An example can be found in Ovsiannikov’s consideration of the eight passions, those ‘simple, workaday little dead ends’ that block the way of the path to freedom. They are gluttony, greed, lechery, sorrow, despair, wrath, vainglory and pride. As we read what Ovsiannikov has to say about them we cannot miss the fact that his writing springs from considerable experience of hearing people’s confessions. I thought this was one of the most engaging parts of the book and will be pleased to re-read it, both as a penitent and a confessor. For a penitent, Ovsiannikov’s analysis of the passions would make good fresh material for an examination of conscience, more human and humane than the lists of sins that one finds in old manuals of devotion. For priests who hear confessions, the reflections of an experienced Orthodox confessor will give a new understanding and empathy for souls that I imagine would be a tremendous help. 

Ovsiannikov doesn’t use western categories like venial or mortal sins, but how about this for a positively Tolstoyan variation on that theme, a description of how to deal with vexation before it turns into the more serious sin of wrath:

 

The main thing in moments of vexation is to catch it in time, before wrath flares up. Try mentally sitting as an observer beside you and imagine that this observer is hunting wild duck. A duck emerges from the reeds and rapidly flaps its wings, flying heavily to the opposite shore of the lake.
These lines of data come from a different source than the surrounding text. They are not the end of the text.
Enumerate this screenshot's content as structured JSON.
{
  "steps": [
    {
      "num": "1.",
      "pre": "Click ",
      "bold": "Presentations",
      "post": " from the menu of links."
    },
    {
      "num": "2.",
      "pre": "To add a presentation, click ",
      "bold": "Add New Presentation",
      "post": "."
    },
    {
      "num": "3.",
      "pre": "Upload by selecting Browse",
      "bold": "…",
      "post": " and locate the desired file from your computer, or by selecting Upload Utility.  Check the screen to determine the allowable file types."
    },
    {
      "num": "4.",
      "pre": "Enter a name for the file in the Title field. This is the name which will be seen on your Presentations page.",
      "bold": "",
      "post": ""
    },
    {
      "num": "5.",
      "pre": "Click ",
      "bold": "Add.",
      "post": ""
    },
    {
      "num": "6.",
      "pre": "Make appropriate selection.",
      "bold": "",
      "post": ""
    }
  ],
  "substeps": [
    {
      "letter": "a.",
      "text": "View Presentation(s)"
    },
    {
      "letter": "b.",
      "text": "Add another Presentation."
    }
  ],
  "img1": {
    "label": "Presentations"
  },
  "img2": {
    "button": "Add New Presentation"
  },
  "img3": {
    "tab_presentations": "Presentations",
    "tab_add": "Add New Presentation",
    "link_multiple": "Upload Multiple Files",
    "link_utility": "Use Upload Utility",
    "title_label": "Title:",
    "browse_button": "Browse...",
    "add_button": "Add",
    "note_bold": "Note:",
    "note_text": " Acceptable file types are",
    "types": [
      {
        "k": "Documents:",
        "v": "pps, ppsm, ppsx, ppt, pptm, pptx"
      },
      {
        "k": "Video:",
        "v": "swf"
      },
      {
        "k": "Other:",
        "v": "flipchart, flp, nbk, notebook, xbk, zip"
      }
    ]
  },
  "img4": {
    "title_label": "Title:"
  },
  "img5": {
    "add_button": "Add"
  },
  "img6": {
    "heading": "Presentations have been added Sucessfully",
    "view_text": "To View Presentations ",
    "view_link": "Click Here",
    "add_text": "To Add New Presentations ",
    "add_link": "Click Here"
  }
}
Heavily – that is at the beginning, when it has to pick up speed, after which it flies freely, high up and can’t be stopped. The hunter shoots while the duck is still low… it is the same with wrath.

 

That Slavonic advice in the confessional should set angry birds back on the right path!
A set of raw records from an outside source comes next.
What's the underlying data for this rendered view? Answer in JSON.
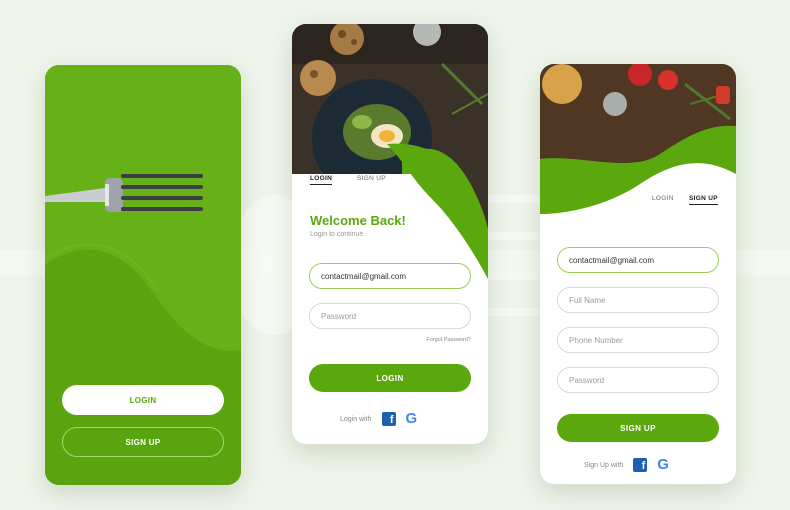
{
  "colors": {
    "brand_green": "#5aa80e",
    "panel_green": "#63ad14",
    "background": "#eef4ea",
    "facebook_blue": "#1f5fb3"
  },
  "icons": [
    "fork-icon",
    "facebook-icon",
    "google-icon"
  ],
  "welcome_screen": {
    "login_button": "LOGIN",
    "signup_button": "SIGN UP"
  },
  "login_screen": {
    "tabs": [
      {
        "label": "LOGIN",
        "selected": true
      },
      {
        "label": "SIGN UP",
        "selected": false
      }
    ],
    "title": "Welcome Back!",
    "subtitle": "Login to continue",
    "email_value": "contactmail@gmail.com",
    "password_placeholder": "Password",
    "forgot_password": "Forgot Password?",
    "login_button": "LOGIN",
    "social_label": "Login with",
    "google_glyph": "G"
  },
  "signup_screen": {
    "tabs": [
      {
        "label": "LOGIN",
        "selected": false
      },
      {
        "label": "SIGN UP",
        "selected": true
      }
    ],
    "email_value": "contactmail@gmail.com",
    "full_name_placeholder": "Full Name",
    "phone_placeholder": "Phone Number",
    "password_placeholder": "Password",
    "signup_button": "SIGN UP",
    "social_label": "Sign Up with",
    "google_glyph": "G"
  }
}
Russia indeed looms large in this splendid book and anyone interested in that country will find this a particularly pleasing read. The themes are universal but the idiom is Russian. And this might prompt readers to move on from this book and revisit or discover for the first time the poems of Pushkin, the icons of Andrei Rublev, or even, much to my surprise and delight, the Soviet rock music of Boris Grebenshikov, of whom Ovsiannikov, like me, was a fan. (I concede, though, that this is very niche!) If you are tempted to read the great 19th century novels by Tolstoy or Dostoevsky, I recommend you choose translations by Richard Pevear and Larissa Volokhonsky, who have translated this book very finely and whose work, in my opinion anyway, is absolutely outstanding.
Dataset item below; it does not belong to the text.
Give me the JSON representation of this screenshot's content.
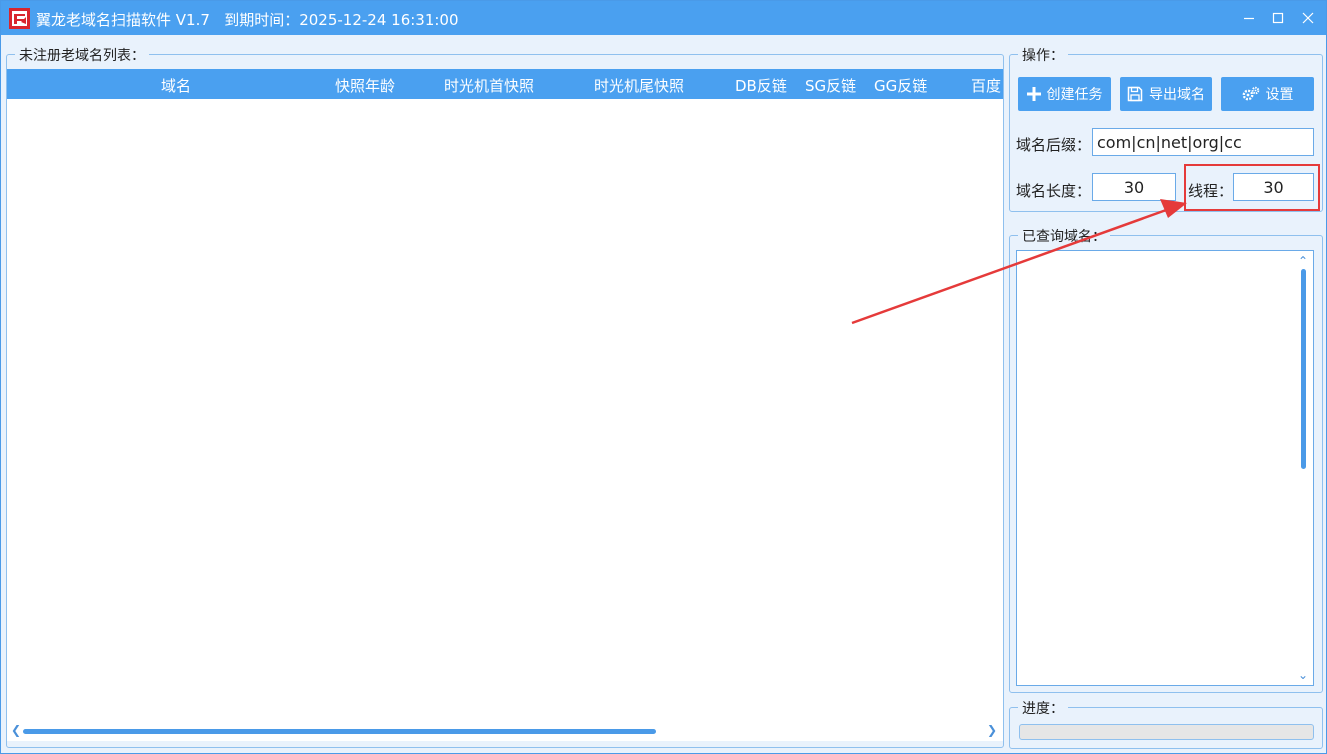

Meanwhile, readers might also take a new interest in Orthodox liturgy, intrigued by the references in this book, for example, to the excellent rubrics of the baptismal rite, like godparents spitting at the devil; or the Lenten spirit expressed in the long, majestic Penitential Canon of St Andrew of Crete. St John Paul II said that the Church must always breathe with her two lungs, by which he meant the Latin Western Tradition and the Orthodox Eastern Tradition. Readers of New Directions will surely feel is shameful that we ignore that advice and pay so little heed to the riches of our Orthodox brothers and sisters. Reading this book would be an excellent start to righting that wrong.

Notwithstanding the Orthodox, Russian idiom of this reflection on grand existential themes of slavery and freedom, fear and joy, this book will also provide food for thought as we reflect on the experience of living through the Coronavirus pandemic and the social isolation that we have endured. Rowan Williams, in his introduction to Journey to Freedom, notes that the same questions suggest themselves to persons in lockdown as to Sergei Ovsiannikov in his Soviet prison. Who or what am I when most of the persons and things that give me my identity are taken away? How can I look my fears in the face unless I have some sense of genuine freedom? This book, says Dr Williams, “could hardly be more timely as we begin to think what kind of human society we want to nurture on the far side of the trauma we have shared… It is a book which offers – unobtrusively – a whole vision of the reality we inhabit; a book of ethics, spirituality and philosophy. And all this because it is essentially a book about God: the God who alone can speak into our fear and promise that we can, in spite of all, be turned inside out by the divine gift and by the gratitude, patience, joy and silence that grow out of it.”